Herausforderungen für digitale Musik- Lehrveranstaltungen

Zusätzlich ist das Bilden von Lerngruppen, um sich so beim Selbststudium gegenseitig zu unterstützen, nicht mehr wie bisher möglich. Hier haben höhere Semester aber noch den Vorteil, dass sie sich bereits kennengelernt haben bzw. bereits seit mehreren Semestern kennen und so relativ einfach auf den virtuellen Raum und das Bilden von virtuellen Lerngruppen umsteigen können. Im Gegensatz dazu fehlt gerade Erstsemestern die Möglichkeit des gegenseitigen Kennenlernens, das gerade zu Studienbegin bzw. in den ersten beiden Semestern stattfindet. Dies erschwert das gegenseitige Vernetzen und das Bilden von Lerngruppen, die aber wiederum einen großen Beitrag leisten, wenn es darum geht das Selbststudium leichter meistern zu können. Deshalb fühlen sich auch insbesondere Studienanfängerinnen und -anfänger aber auch höhere Semester mit der für sie ungewohnten und neuen Situation überfordert und wünschen sich gezielte Unterstützung im aktuell vorrangig durchgeführten Online-Selbststudium.

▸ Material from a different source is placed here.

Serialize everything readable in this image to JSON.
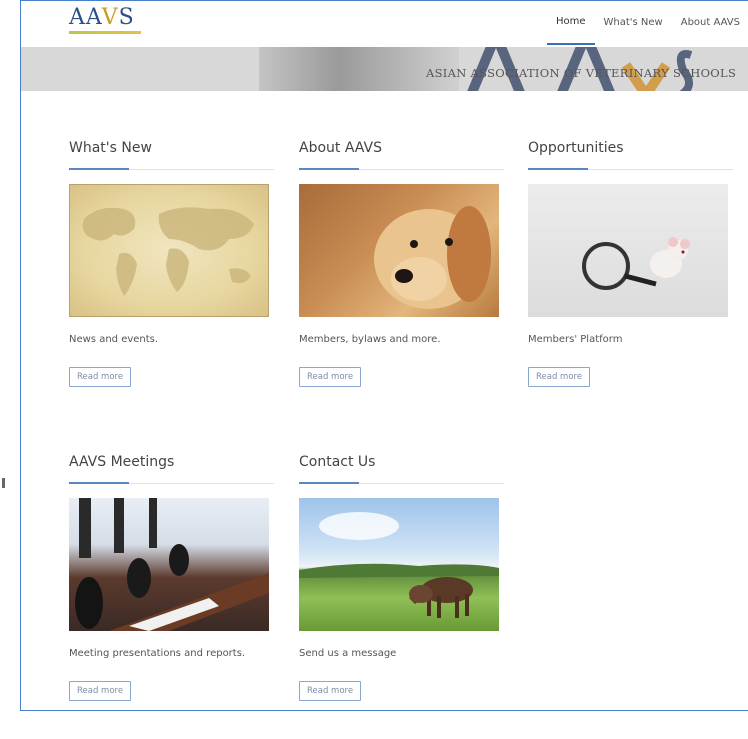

Aber auch, wenn sich Studierende in virtuellen Lerngruppen zusammenfinden, stehen insbesondere Musikstudierende vor einer Sondersituation. Denn das online miteinander Musizieren und Interagieren z.B. im Orchester, Chor oder Ensemble kann sich aufgrund von Latenzproblemen oftmals schwierig gestalten. Dieselbe Problematik tritt aber auch beim individuellen Gesangs- und Instrumentalunterricht mit den Dozierenden auf.

Der folgende Beitrag befasst sich vor dem Hintergrund dieser Problematiken gezielt damit, wie eine dementsprechende Unterstützung der Studierenden in der Hochschulpraxis aussehen könnte. Dazu wird die Umsetzung der bereits in der Präsenzlehre bewährten Methode des Blended Learning in Kombination mit Social Video Learning anhand eines konkreten Praxisbeispiels aus der universitären Musikhochschullehre gezeigt.

Möchten Sie mehr wissen? Dann schauen Sie doch mal in meinem Selbstlernkurs “Musik unterrichten digital und online? So geht’s (nicht nur) in Zeiten von Corona” vorbei.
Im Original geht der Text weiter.